Ini hari jumat, sekolah hanya sebentar. Saat semua pelajaran telah usai dengan cepat aku keluar kelas.

"Embun!" sapa seseorang.

Aku menghentikan langkahku dan melirik ke arah sumber suara, bukan balik menyapa, aku hanya mendelik pada Hari. Aku benci orang itu.

Aku lanjut berjalan, berjalan menuju kelas Rafasya. Rafasya yang sedang berjalan bersama teman-temannya terlihat.

Kaki yang biasanya bagai dilem di atas tanah dengan lancar pergi mengantarkanku pada Rafasya.

Dengan raut wajah yang sulit diartikan, Rafasya menyuruh teman-temannya untuk pergi. Lalu ia menghampiriku.

"Embun, kenapa ke sini?" tanya Rafasya.

"Aku mau ketemu pacarku, salah?" aku balik bertanya agak ketus.

"Nggak salah, cuman aku kaget aja yang biasanya aku di depan kelas kamu, sekarang sebaliknya."

"Aku mau perbaiki kesalahan aku, biar kami gak pergi dari aku, salah?" tanyaku lagi lebih ketus.

"Kamu kayanya sensi banget hari ini, lebih baik cepet pulang langsung istirahat aja." Rafasya hendak pergi.

"Gak bisa! Aku gak mau pulang sendiri!"

"Biasanya juga pulang sendiri kan?" Rafasya menolak.

"Nggak, biasanya kamu anterin aku sampe gerbang."

"Ya udah aku anterin kamu sampe gerbang, ya, jangan marah lagi."

"Gak mau, aku pengen kamu anterin aku sampe rumah. Kemarin kamu gak ada kabar satu pesan pun, hari rabu kamu biarin aku nunggu gitu aja depan kelas, sekarang, aku yang salah lagi?"

"Kamu gak liat seragam kita apa?

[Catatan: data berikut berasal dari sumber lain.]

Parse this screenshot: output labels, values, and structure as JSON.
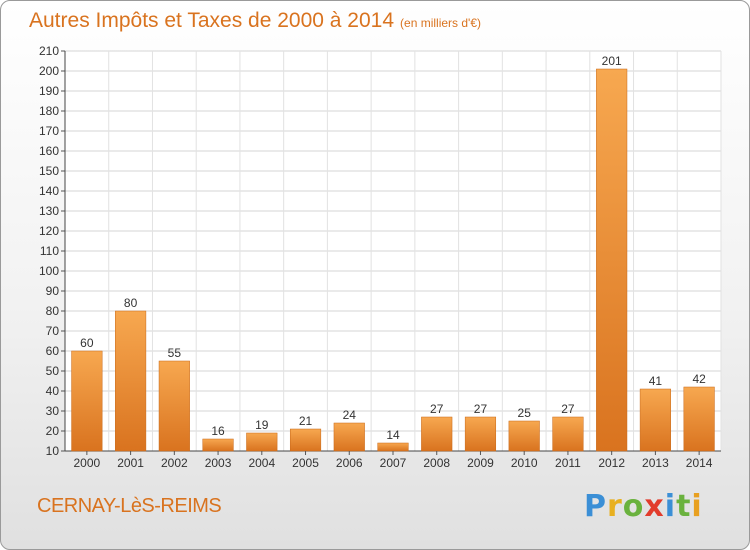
{
  "header": {
    "title": "Autres Impôts et Taxes de 2000 à 2014",
    "subtitle": "(en milliers d'€)"
  },
  "footer": {
    "commune": "CERNAY-LèS-REIMS",
    "brand_letters": [
      {
        "char": "P",
        "color": "#3b8fd6"
      },
      {
        "char": "r",
        "color": "#e8b020"
      },
      {
        "char": "o",
        "color": "#6ab23e"
      },
      {
        "char": "x",
        "color": "#e23c2c"
      },
      {
        "char": "i",
        "color": "#3b8fd6"
      },
      {
        "char": "t",
        "color": "#6ab23e"
      },
      {
        "char": "i",
        "color": "#e8a020"
      }
    ]
  },
  "colors": {
    "accent": "#d9731f",
    "bar_light": "#f7a850",
    "bar_dark": "#d9731f"
  },
  "chart_data": {
    "type": "bar",
    "categories": [
      "2000",
      "2001",
      "2002",
      "2003",
      "2004",
      "2005",
      "2006",
      "2007",
      "2008",
      "2009",
      "2010",
      "2011",
      "2012",
      "2013",
      "2014"
    ],
    "values": [
      60,
      80,
      55,
      16,
      19,
      21,
      24,
      14,
      27,
      27,
      25,
      27,
      201,
      41,
      42
    ],
    "title": "Autres Impôts et Taxes de 2000 à 2014",
    "subtitle": "(en milliers d'€)",
    "ylim": [
      10,
      210
    ],
    "yticks": [
      10,
      20,
      30,
      40,
      50,
      60,
      70,
      80,
      90,
      100,
      110,
      120,
      130,
      140,
      150,
      160,
      170,
      180,
      190,
      200,
      210
    ],
    "grid": true,
    "data_labels": true
  }
}
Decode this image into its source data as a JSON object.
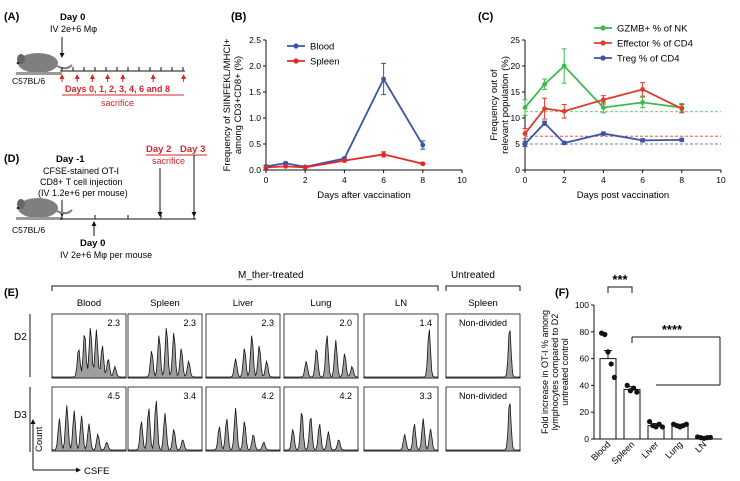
{
  "panels": {
    "A": {
      "letter": "(A)",
      "day0_label": "Day 0",
      "dose": "IV 2e+6 Mφ",
      "mouse": "C57BL/6",
      "days_label": "Days 0, 1, 2, 3, 4, 6 and 8",
      "sacrifice": "sacrifice"
    },
    "D": {
      "letter": "(D)",
      "day_minus1": "Day -1",
      "line1": "CFSE-stained OT-I",
      "line2": "CD8+ T cell injection",
      "line3": "(IV 1.2e+6 per mouse)",
      "day2": "Day 2",
      "day3": "Day 3",
      "sacrifice": "sacrifice",
      "mouse": "C57BL/6",
      "day0": "Day 0",
      "dose": "IV 2e+6 Mφ per mouse"
    },
    "B": {
      "letter": "(B)"
    },
    "C": {
      "letter": "(C)"
    },
    "E": {
      "letter": "(E)",
      "treated_header": "M_ther-treated",
      "untreated_header": "Untreated",
      "columns": [
        "Blood",
        "Spleen",
        "Liver",
        "Lung",
        "LN",
        "Spleen"
      ],
      "rows": [
        "D2",
        "D3"
      ],
      "values_d2": [
        "2.3",
        "2.3",
        "2.3",
        "2.0",
        "1.4",
        "Non-divided"
      ],
      "values_d3": [
        "4.5",
        "3.4",
        "4.2",
        "4.2",
        "3.3",
        "Non-divided"
      ],
      "ylabel": "Count",
      "xlabel": "CSFE"
    },
    "F": {
      "letter": "(F)"
    }
  },
  "chart_data": [
    {
      "panel": "B",
      "type": "line",
      "title": "",
      "xlabel": "Days after vaccination",
      "ylabel": "Frequency of SIINFEKL/MHCI+ among CD3+CD8+ (%)",
      "ylabel_lines": [
        "Frequency of SIINFEKL/MHCI+",
        "among CD3+CD8+ (%)"
      ],
      "xlim": [
        0,
        10
      ],
      "ylim": [
        0,
        2.5
      ],
      "xticks": [
        0,
        2,
        4,
        6,
        8,
        10
      ],
      "yticks": [
        0.0,
        0.5,
        1.0,
        1.5,
        2.0,
        2.5
      ],
      "ytick_labels": [
        "0.0",
        "0.5",
        "1.0",
        "1.5",
        "2.0",
        "2.5"
      ],
      "x": [
        0,
        1,
        2,
        4,
        6,
        8
      ],
      "legend": "top-left",
      "series": [
        {
          "name": "Blood",
          "color": "#3a55a4",
          "values": [
            0.07,
            0.13,
            0.06,
            0.22,
            1.75,
            0.48
          ],
          "errors": [
            0.02,
            0.02,
            0.02,
            0.03,
            0.3,
            0.08
          ]
        },
        {
          "name": "Spleen",
          "color": "#e02a2a",
          "values": [
            0.05,
            0.07,
            0.05,
            0.18,
            0.3,
            0.12
          ],
          "errors": [
            0.01,
            0.01,
            0.01,
            0.02,
            0.05,
            0.02
          ]
        }
      ]
    },
    {
      "panel": "C",
      "type": "line",
      "title": "",
      "xlabel": "Days post vaccination",
      "ylabel": "Frequency out of relevant population (%)",
      "ylabel_lines": [
        "Frequency out of",
        "relevant population (%)"
      ],
      "xlim": [
        0,
        10
      ],
      "ylim": [
        0,
        25
      ],
      "xticks": [
        0,
        2,
        4,
        6,
        8,
        10
      ],
      "yticks": [
        0,
        5,
        10,
        15,
        20,
        25
      ],
      "ytick_labels": [
        "0",
        "5",
        "10",
        "15",
        "20",
        "25"
      ],
      "x": [
        0,
        1,
        2,
        4,
        6,
        8
      ],
      "legend": "top-right",
      "series": [
        {
          "name": "GZMB+ % of NK",
          "color": "#3dba4a",
          "values": [
            12,
            16.5,
            20,
            12,
            13,
            12
          ],
          "errors": [
            1.5,
            1,
            3.3,
            1,
            1,
            0.8
          ],
          "baseline": 11.2
        },
        {
          "name": "Effector % of CD4",
          "color": "#e03a2e",
          "values": [
            7,
            11.8,
            11.3,
            13.5,
            15.5,
            11.8
          ],
          "errors": [
            1,
            2,
            1.3,
            0.8,
            1.3,
            0.8
          ],
          "baseline": 6.5
        },
        {
          "name": "Treg % of CD4",
          "color": "#3a55a4",
          "values": [
            5,
            9,
            5.2,
            7,
            5.7,
            5.8
          ],
          "errors": [
            0.5,
            0.4,
            0.3,
            0.3,
            0.3,
            0.3
          ],
          "baseline": 5.0
        }
      ]
    },
    {
      "panel": "F",
      "type": "bar",
      "title": "",
      "xlabel": "",
      "ylabel": "Fold increase in OT-I % among lymphocytes compared to D2 untreated control",
      "ylabel_lines": [
        "Fold increase in OT-I % among",
        "lymphocytes compared to D2",
        "untreated control"
      ],
      "ylim": [
        0,
        100
      ],
      "yticks": [
        0,
        20,
        40,
        60,
        80,
        100
      ],
      "ytick_labels": [
        "0",
        "20",
        "40",
        "60",
        "80",
        "100"
      ],
      "categories": [
        "Blood",
        "Spleen",
        "Liver",
        "Lung",
        "LN"
      ],
      "values": [
        60,
        37,
        10,
        10,
        1
      ],
      "errors": [
        6,
        2,
        1.5,
        1,
        0.3
      ],
      "points": [
        [
          79,
          78,
          65,
          56,
          46
        ],
        [
          40,
          36,
          38,
          35
        ],
        [
          13,
          10,
          9,
          11,
          9
        ],
        [
          11,
          10,
          9,
          10,
          11
        ],
        [
          1.5,
          1,
          0.5,
          1,
          1.2
        ]
      ],
      "significance": [
        "***",
        "****"
      ]
    }
  ]
}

Kamu gak tau ini hari apa?"

"Terus maksudnya apa?"

"Kamu masih gak ngerti juga?"

"Kamu mau anterin Naura pulang kan?" sambil aku melirik ke arah kaca jendela kelas. Walaupun sedikit buram, aku tahu yang mengintip di sana adalah Naura.

"Ini hari jumat, aku harus ke masjid. Kenapa tiba-tiba ke Naura sih?" Rafasya terlihat sangat jengkel.

Aku menatap sepatuku detik itu, ingin sekali menangis, melihat Rafasya kini berbohong lagi, tak tanggung tanggung, ia melakukan itu dihadapanku sekarang.

"Aku pulang," kataku lalu pergi tanpa sedikitpun melihat Rafasya, yang aku lihat perempuan itu, perempuan licik itu yang menatapku dengan mata antagonis.